# Forum Home Renovation Television, Computers & Phones  Remote Desktop are they safe ?

## m6sports

Ive installed Splashtop Remote Desktop software on my Ipad to control my Home PC and for me to be able to work from home  
Im worried about safety with hackers as all that Splashtop requires is an IP and password  
are Remote desktops that safe ? 
is there somthing i can do to make is safer ? 
Has anyone else used Splashtop thats happy with it or what would you recommend to use instead ?

----------


## Armers

I thought mac came one with by default? Anyway i use some form of remote desktop all the time between my headless htpc, but this is all within my network.  
I've use the same for monitoring networks from remote locations. All is fine.  
If you're at home, going from one machine to another there shouldn't be an issue.  
All this worry about hackers is a little paranoia. There isn't anything on your network they want.
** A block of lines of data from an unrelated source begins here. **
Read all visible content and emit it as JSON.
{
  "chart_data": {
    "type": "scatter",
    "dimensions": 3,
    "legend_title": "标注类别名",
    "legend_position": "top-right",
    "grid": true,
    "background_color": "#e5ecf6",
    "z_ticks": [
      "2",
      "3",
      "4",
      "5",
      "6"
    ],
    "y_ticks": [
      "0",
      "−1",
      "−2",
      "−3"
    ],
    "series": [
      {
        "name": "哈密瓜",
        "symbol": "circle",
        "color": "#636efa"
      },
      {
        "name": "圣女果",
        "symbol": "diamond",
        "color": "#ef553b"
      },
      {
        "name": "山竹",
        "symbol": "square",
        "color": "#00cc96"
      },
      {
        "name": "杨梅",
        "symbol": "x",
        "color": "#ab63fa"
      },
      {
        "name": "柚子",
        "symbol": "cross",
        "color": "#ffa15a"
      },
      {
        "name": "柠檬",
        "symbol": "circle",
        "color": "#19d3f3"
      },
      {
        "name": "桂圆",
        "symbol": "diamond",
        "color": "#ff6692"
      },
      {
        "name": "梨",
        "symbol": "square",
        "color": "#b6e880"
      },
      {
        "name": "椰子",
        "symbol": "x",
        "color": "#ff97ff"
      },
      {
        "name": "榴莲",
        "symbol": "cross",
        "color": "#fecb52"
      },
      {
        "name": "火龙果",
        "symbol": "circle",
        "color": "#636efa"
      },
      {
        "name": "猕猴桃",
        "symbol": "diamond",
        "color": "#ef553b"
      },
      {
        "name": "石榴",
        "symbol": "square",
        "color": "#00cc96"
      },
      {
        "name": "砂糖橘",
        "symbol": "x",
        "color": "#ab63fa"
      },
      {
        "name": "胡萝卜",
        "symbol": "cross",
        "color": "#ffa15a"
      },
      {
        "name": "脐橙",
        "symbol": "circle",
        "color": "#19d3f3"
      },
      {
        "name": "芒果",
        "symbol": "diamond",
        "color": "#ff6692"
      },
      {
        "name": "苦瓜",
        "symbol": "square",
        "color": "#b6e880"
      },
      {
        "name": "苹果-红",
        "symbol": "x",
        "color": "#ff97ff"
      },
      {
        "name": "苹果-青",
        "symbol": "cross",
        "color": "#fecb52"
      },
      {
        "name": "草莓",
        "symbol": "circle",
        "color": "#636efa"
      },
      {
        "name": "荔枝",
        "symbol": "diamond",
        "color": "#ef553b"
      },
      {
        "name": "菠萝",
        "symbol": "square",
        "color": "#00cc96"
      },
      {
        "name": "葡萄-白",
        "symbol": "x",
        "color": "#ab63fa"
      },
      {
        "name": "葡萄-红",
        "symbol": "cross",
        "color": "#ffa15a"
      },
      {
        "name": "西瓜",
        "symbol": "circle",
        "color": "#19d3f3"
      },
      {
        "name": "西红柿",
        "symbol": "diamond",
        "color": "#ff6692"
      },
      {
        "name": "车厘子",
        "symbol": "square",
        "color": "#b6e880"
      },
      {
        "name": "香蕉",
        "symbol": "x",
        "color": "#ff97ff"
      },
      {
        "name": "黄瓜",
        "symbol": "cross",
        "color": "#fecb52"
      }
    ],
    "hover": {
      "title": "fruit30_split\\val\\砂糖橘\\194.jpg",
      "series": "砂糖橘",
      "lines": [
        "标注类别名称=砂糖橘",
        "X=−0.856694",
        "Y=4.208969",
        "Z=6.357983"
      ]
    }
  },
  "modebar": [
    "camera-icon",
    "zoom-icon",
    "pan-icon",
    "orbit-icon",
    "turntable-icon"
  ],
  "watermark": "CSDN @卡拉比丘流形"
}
Just don't download anything your unsure of and don't click anything you don't know simplest way to keep dodgy stuff off your machines and dodgy people out of your systems 
As for Splashtop, not used it sorry!  
Cheers

----------


## Master Splinter

Assuming you have encryption set up on your wi-fi network, you should be pretty safe.   
You'd be at greater risk of malicious drive-by downloads dropping a keylogger on your PC during normal web browsing than a concerted effort to hack your wi-fi network. 
I'm presuming that Splashtop just acts as a gateway to your PC from the iPad and does all the PC related stuff actually on the PC...but that's just a guess.  If you'd like to ship me an iPad (for maybe a year or two...for a really good test) I'll do some further evaluation.....

----------